この山域を知ったのは、ヤマレコのある山行記録がきっかけである。興味を持って調べたところ、Wikipediaの「道志山塊」の項目に次のような記述を見つけた。「道志山塊の北側、上野原市秋山地区に広がる山々は秋山山稜、もしくは前道志とも呼ばれる。」
私なりの解釈では、秋山山稜とは中央本線・上野原駅の南側に広がる山並みで、標高1000mに満たない里山である。相模湖に注ぎ込む桂川と秋山川に挟まれた地形をなし、東の鶴島御前山から西の九鬼山まで、東西に長く伸びる稜線を指す。地名にちなみ「秋山山稜」と呼ばれるほか、道志山塊の前衛に位置することから「前道志」とも称されている。
秋山山稜・13座縦走のコース概要
今回の縦走コースは、以下の通りである。
猿橋駅 → 神楽山 → 御前山 → 馬立山 → 九鬼山 → 高指山 → 大桑山 → 高畑山 → 倉岳山 → 鳥屋山 → 矢平山 → 大丸 → 高柄山 → 鶴島御前山 → 上野原駅
標高こそ低いが、13座を縦走すれば十分にハードな山行となる。距離はおよそ27km、累積標高差は約2100m。「山と高原地図」によるコースタイムは16時間5分とされているが、今回は9時間30分で踏破した。
稜線を吹き抜ける風と静かな苦行
秋山山稜には細かなアップダウンが連続しており、脚への負荷が蓄積されていく。終盤には足がガクガクと震え、完全にスタミナ切れであった。

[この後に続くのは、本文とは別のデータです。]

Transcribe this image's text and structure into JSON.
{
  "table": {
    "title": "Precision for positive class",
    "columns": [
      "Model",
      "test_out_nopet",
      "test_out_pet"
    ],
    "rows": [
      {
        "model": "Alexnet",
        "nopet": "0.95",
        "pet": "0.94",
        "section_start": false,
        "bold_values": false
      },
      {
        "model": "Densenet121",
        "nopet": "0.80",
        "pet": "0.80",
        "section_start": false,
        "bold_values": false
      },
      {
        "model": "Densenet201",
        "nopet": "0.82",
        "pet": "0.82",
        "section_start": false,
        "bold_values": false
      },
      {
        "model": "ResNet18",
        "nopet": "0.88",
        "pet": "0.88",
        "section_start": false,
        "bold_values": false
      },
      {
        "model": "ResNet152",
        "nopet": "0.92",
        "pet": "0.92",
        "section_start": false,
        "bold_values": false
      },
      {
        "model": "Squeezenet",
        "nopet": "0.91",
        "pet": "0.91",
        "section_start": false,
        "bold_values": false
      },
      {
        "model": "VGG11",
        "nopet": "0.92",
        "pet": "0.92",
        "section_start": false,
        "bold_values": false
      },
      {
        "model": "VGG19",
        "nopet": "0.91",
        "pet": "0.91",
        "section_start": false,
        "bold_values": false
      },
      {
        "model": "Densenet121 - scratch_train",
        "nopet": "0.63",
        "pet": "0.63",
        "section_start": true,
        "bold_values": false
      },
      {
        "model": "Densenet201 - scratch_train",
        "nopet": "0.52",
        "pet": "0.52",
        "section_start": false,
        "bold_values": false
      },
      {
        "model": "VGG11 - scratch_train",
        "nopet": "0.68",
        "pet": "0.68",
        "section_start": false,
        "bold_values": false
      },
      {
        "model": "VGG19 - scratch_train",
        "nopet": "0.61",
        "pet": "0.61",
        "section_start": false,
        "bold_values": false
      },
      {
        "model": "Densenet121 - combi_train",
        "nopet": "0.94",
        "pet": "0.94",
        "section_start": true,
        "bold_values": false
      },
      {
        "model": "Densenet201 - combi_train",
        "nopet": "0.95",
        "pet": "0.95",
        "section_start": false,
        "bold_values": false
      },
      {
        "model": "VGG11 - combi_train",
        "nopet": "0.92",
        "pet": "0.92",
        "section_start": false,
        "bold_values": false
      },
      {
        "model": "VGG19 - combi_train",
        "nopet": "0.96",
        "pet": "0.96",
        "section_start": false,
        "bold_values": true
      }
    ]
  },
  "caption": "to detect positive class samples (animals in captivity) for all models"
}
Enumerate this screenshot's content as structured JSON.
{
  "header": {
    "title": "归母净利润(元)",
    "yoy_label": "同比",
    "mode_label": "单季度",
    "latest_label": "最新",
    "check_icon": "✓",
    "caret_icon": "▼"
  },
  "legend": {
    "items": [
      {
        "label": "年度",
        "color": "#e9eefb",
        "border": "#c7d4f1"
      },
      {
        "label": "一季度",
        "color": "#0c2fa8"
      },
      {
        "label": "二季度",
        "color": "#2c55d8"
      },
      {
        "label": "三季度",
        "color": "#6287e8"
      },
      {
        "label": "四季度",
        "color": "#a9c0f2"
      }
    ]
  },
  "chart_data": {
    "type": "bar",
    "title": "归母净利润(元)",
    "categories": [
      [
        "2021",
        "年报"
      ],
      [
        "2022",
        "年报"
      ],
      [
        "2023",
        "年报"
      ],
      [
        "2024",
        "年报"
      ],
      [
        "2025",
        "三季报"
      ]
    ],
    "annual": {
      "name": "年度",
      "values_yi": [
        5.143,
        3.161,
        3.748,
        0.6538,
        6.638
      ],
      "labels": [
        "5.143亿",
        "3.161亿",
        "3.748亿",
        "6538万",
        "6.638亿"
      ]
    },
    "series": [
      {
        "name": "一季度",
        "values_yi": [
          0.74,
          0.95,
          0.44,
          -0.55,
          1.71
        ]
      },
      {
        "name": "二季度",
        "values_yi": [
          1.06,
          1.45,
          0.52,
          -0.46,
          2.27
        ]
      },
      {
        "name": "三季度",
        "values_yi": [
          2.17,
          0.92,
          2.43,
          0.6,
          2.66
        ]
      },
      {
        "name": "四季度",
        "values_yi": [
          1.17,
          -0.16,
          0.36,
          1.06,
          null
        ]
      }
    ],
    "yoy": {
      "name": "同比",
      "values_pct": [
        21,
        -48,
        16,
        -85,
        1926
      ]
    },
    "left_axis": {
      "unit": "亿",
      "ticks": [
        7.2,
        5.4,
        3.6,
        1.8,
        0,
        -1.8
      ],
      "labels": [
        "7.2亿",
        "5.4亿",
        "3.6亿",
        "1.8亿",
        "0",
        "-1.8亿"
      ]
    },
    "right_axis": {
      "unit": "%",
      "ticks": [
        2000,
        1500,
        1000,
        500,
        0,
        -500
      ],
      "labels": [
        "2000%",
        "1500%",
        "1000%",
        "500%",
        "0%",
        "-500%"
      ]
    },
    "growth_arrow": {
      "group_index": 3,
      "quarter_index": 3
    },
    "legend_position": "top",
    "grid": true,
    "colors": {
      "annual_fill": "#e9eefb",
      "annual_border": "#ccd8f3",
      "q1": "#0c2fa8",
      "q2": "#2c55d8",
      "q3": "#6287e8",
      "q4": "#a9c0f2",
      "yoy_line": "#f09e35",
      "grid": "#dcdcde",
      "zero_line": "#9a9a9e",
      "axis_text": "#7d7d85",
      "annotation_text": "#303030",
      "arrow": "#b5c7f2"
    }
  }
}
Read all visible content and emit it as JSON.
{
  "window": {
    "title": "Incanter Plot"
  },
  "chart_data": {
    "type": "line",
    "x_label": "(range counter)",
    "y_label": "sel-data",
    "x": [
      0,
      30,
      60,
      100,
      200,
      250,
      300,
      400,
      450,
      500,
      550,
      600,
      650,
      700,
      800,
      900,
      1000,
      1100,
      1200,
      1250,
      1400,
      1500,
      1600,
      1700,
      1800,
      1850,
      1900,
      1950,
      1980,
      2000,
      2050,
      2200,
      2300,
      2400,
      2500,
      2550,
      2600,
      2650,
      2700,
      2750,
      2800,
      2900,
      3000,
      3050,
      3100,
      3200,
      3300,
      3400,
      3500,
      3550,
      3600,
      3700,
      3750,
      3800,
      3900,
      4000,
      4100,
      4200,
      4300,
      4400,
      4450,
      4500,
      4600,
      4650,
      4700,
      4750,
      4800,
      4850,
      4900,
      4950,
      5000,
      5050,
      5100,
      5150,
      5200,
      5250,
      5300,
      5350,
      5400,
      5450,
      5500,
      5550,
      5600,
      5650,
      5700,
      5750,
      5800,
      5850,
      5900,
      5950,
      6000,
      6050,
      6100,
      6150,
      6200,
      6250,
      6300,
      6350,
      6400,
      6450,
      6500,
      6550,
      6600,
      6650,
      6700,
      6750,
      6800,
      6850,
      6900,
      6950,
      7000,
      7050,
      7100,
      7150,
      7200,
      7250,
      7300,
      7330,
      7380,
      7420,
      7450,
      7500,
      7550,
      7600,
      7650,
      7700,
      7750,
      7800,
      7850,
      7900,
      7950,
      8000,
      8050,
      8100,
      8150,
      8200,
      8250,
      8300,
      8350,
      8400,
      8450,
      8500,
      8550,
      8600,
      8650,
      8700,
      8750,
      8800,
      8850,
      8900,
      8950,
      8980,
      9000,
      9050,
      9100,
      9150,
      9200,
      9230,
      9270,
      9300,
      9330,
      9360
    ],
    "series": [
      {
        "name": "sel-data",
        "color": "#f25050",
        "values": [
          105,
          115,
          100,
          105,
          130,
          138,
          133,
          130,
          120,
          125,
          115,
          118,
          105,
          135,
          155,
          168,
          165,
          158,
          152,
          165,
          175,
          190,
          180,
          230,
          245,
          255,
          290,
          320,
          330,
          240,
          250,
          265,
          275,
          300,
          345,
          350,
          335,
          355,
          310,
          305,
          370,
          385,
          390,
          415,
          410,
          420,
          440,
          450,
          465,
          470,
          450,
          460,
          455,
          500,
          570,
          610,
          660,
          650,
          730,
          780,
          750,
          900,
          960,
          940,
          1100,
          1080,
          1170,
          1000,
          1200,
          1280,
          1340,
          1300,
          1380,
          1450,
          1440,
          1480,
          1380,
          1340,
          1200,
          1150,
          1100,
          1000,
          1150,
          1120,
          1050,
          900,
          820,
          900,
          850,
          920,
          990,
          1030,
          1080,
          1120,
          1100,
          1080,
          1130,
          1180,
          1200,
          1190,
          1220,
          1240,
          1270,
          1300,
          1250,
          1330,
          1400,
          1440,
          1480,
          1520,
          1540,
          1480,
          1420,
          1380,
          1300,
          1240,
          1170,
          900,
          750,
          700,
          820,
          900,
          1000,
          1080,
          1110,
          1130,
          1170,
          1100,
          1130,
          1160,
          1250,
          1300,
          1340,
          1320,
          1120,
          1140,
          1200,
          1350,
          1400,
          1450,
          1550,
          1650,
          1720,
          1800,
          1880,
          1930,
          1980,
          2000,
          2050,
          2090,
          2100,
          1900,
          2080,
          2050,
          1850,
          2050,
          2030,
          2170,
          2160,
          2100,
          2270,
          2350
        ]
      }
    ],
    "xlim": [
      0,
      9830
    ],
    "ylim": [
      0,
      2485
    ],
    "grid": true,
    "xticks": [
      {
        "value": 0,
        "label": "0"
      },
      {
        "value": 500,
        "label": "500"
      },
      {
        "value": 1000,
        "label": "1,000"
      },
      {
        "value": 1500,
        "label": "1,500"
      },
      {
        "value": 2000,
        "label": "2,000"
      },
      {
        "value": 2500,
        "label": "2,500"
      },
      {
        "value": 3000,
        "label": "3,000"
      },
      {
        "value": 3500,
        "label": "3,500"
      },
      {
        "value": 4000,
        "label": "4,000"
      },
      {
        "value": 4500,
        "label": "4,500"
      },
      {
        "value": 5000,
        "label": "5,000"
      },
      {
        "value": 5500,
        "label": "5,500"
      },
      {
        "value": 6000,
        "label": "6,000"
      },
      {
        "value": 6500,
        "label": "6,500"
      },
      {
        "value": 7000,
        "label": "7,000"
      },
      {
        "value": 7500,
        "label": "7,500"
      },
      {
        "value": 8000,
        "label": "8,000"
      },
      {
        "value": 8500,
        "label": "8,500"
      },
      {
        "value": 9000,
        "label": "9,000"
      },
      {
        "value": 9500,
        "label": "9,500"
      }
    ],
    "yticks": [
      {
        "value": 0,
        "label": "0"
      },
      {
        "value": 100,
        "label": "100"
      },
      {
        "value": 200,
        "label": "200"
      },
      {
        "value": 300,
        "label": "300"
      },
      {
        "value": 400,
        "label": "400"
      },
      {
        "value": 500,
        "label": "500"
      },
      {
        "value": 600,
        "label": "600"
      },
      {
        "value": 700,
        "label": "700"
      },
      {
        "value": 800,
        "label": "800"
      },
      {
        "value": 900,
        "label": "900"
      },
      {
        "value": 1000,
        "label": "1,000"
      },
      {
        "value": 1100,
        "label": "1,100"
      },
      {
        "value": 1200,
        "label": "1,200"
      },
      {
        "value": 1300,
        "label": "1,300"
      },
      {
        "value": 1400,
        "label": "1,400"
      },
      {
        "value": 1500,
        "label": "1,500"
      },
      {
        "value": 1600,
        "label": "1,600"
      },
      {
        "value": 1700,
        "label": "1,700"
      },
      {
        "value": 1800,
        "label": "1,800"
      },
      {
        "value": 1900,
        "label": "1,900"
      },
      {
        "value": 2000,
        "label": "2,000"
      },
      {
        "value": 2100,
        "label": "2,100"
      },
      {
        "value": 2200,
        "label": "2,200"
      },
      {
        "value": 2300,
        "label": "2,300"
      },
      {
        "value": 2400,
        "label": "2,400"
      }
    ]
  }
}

加えて、この日は風速5〜6mの冷たい風が稜線を吹き抜け、体温を奪っていった。ウィンドシェルがなければ、さらに過酷な山行となっていたであろう。厳しい条件下ではあったが、大きなトラブルなく縦走を終えることができたのは幸いである。
富士山展望と秀麗富嶽十二景の魅力
秋山山稜の最大の魅力は、富士山の眺望にあると言ってよい。大月市が選定する「秀麗富嶽十二景」のうち、九番山頂にあたる倉岳山と高畑山、十番山頂の九鬼山がこの稜線上に位置している。
快晴の日には、これらの山頂から美しい富士山の姿が望める。しかし、今回はあいにくの曇天で、全体にグレートーンの景色となってしまった。次回はぜひ、青空の下で再訪したいと考えている。
アクセスの良さと静けさが共存する山域
秋山山稜のもう一つの魅力は、アクセスの良さである。中央本線の各駅から登山口へとアプローチできるため、日帰り登山にも適している。
その一方で、今回の山行では、土曜日であるにもかかわらず出会った登山者はわずか6人。非常に静かな稜線歩きを楽しむことができた。この“アクセスの良さと静けさの共存”は、他の山域にはない特徴である。
熊の存在を忘れずに
登山道には複数の「熊出没注意」の看板が設置されていた。この地域には熊が生息している可能性が高く、入山時には必ず熊鈴を携行し、周囲への注意を怠らないことが重要である。
終わりに
秋山山稜は、知られざる静寂の里山であり、富士山の眺望と長大な縦走ルートを楽しめる魅力的な山域である。情報の少なさゆえに不安を感じるかもしれないが、地図と準備さえ整えれば、静かな稜線と達成感が待っている。
静けさと展望を求めて、次は晴天の日にもう一度歩いてみたいと思う。